UpSizeR: Synthetically Scaling Up a Given Database State

Abstract

E-commerce and social networking services must ensure that their systems are scalable. Engineering for rapid growth requires intensive testing with scaled-up datasets. Although such a larger dataset is synthetically generated, it must be similar to a real dataset if it is to be useful.

This talk presents UpSizeR, a tool for scaling up relational databases. Given a database state D and a positive number s, UpSizeR generates a synthetic state D’ that is s times the size of D, yet similar to D in terms of query results. UpSizeR does this by extracting inter-column and inter-row information from D. UpSizeR can also be used by an enterprise to make a synthetic copy (s=1) of its proprietary dataset for a vendor, or scale down a production dataset (s<1) for non-production testing. Experiments with Flickr data shows good agreement between crawled data and UpSizeR output for various sizes.

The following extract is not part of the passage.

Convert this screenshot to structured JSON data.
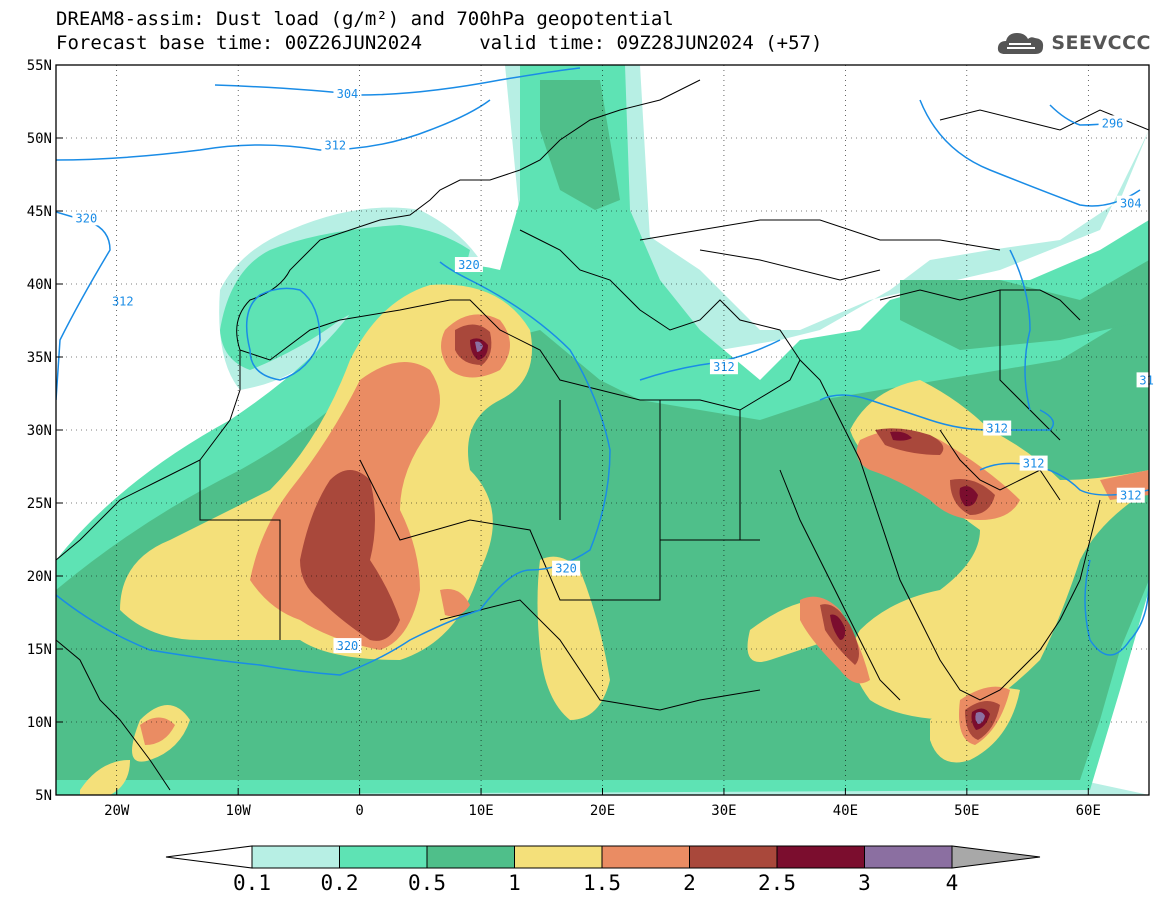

However, UpSizeR currently cannot scale the social network topology in Flickr. This leads to the Attribute Value Correlation Problem: If D records data from a social network, how do the social interactions affect correlation among attribute values in D?

Bio

Y.C. Tay received his BSc from the University of Singapore and PhD from Harvard University. He is a professor in the Departments of Mathematics and Computer Science at the National University of Singapore. His main research interest is performance modeling (database transactions, wireless protocols, traffic equilibrium, cache misses). Other interests include distributed protocols and their correctness proofs. He is currently on sabbatical at UCLA.